Через год Вернер Гольдман возглавил отцовское дело, по-прежнему процветавшее.
Однако вскоре начались сложности. Вернее сказать, жизнь улучшилась. Клиенты стали спрашивать натуральные продукты. Вернер Гольдман был вынужден снизить цены на деликатесы марки «Люкс», через год-другой их уже вообще никто не покупал, они лежали на складе, на задворках Хугеноттенплац, плесневели и портились. Ведь, несмотря ни на что, между поддельным и настоящим существовала едва уловимая, но отчетливая разница. Гурманы Гольдманы этой разницы не чувствовали, а вот вкусовые рецепторы рядовых клиентов очень хорошо ее улавливали.
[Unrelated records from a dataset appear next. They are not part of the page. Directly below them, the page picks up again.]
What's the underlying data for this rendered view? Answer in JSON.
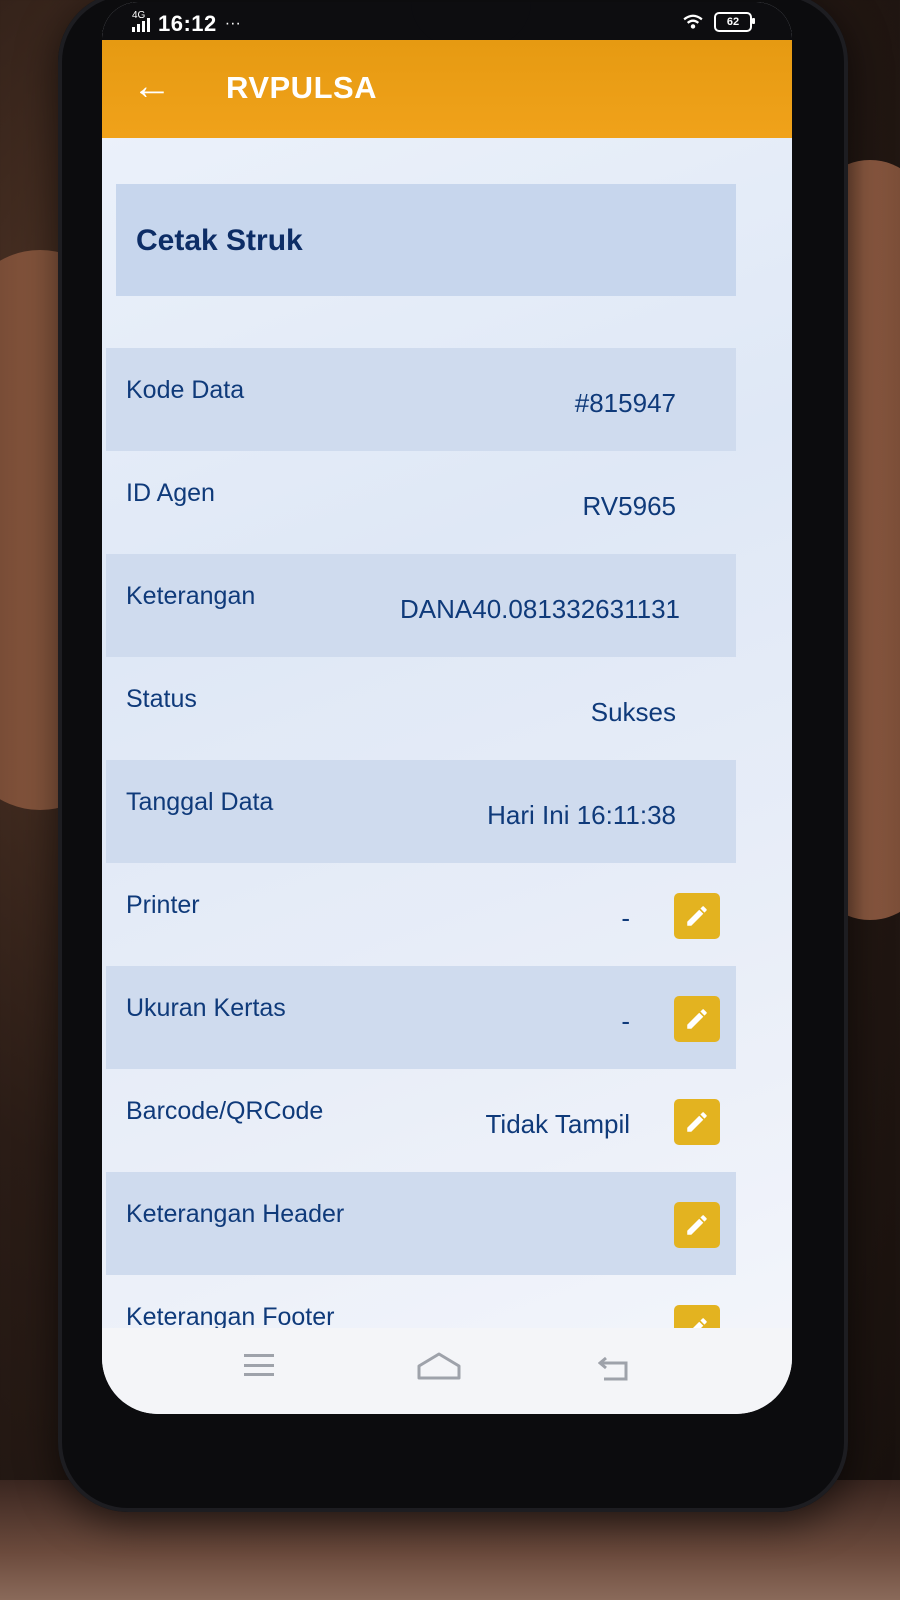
{
  "status_bar": {
    "network": "4G",
    "time": "16:12",
    "more": "···",
    "battery": "62"
  },
  "app_bar": {
    "back_icon": "arrow-left-icon",
    "title": "RVPULSA"
  },
  "section_title": "Cetak Struk",
  "rows": [
    {
      "label": "Kode Data",
      "value": "#815947"
    },
    {
      "label": "ID Agen",
      "value": "RV5965"
    },
    {
      "label": "Keterangan",
      "value": "DANA40.081332631131"
    },
    {
      "label": "Status",
      "value": "Sukses"
    },
    {
      "label": "Tanggal Data",
      "value": "Hari Ini 16:11:38"
    },
    {
      "label": "Printer",
      "value": "-",
      "editable": true
    },
    {
      "label": "Ukuran Kertas",
      "value": "-",
      "editable": true
    },
    {
      "label": "Barcode/QRCode",
      "value": "Tidak Tampil",
      "editable": true
    },
    {
      "label": "Keterangan Header",
      "value": "",
      "editable": true
    },
    {
      "label": "Keterangan Footer",
      "value": "",
      "editable": true
    }
  ],
  "nav_bar": {
    "menu_icon": "menu-icon",
    "home_icon": "home-icon",
    "back_icon": "back-icon"
  },
  "colors": {
    "app_bar": "#f0a21a",
    "edit_button": "#e3b320",
    "text": "#0f3a7a",
    "shaded_row": "#cfdbee"
  }
}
У Вернера Гольдмана не было средств, чтобы сохранить за собой дом на Бисмаркштрассе, и они с женой перебрались в маленькую квартирку на Рюккертвег. Тогда-то «Мадонну» и снабдили новой рамой, целиком она ни на одной стене не умещалась, Вернер Гольдман упрятал ее в ту самую раму с секретом, в какой я обнаружил ее на аукционе.
В тот день, когда Дитер Гольдман родился на свет, его отец разобрал здоровенную мясорубку, которая перемалывала кости, требуху и кожу, и продал детали как металлолом.
Случилось это шестнадцатого июня 1931 года. Вырученных денег хватило, чтобы через месяц-другой всей семьей выехать в Швецию. К тому же Вернер Гольдман имел облигации старинной и весьма солидной шведской фирмы «Крюгер и Толль», на сумму десять тысяч крон.
Дитер Гольдман так и остался единственным ребенком. Он лежал в плетеной корзине на железнодорожном вокзале в Крюльбу, когда «Мадонну» украли. Вернер Гольдман заказал билеты до Карлскруны и пытался растолковать железнодорожному служащему, что в жизни не слыхал про Карлстад и в самом деле не собирался туда ехать. Когда же он в конце концов сдался и решил вынести багаж на перрон — мать Дитера Гольдмана сидела чуть поодаль на скамье, она устала и плохо себя чувствовала, — оказалось, что «Мадонны» нет.
Вызвали полицию, Вернер Гольдман плакал и кричал, проклиная здешние железные дороги и вороватый шведский народ, но картина безвозвратно пропала. Мало-помалу он примирился с судьбой, очень выгодно продал в Карлстаде крюгеровские акции и открыл страховое агентство.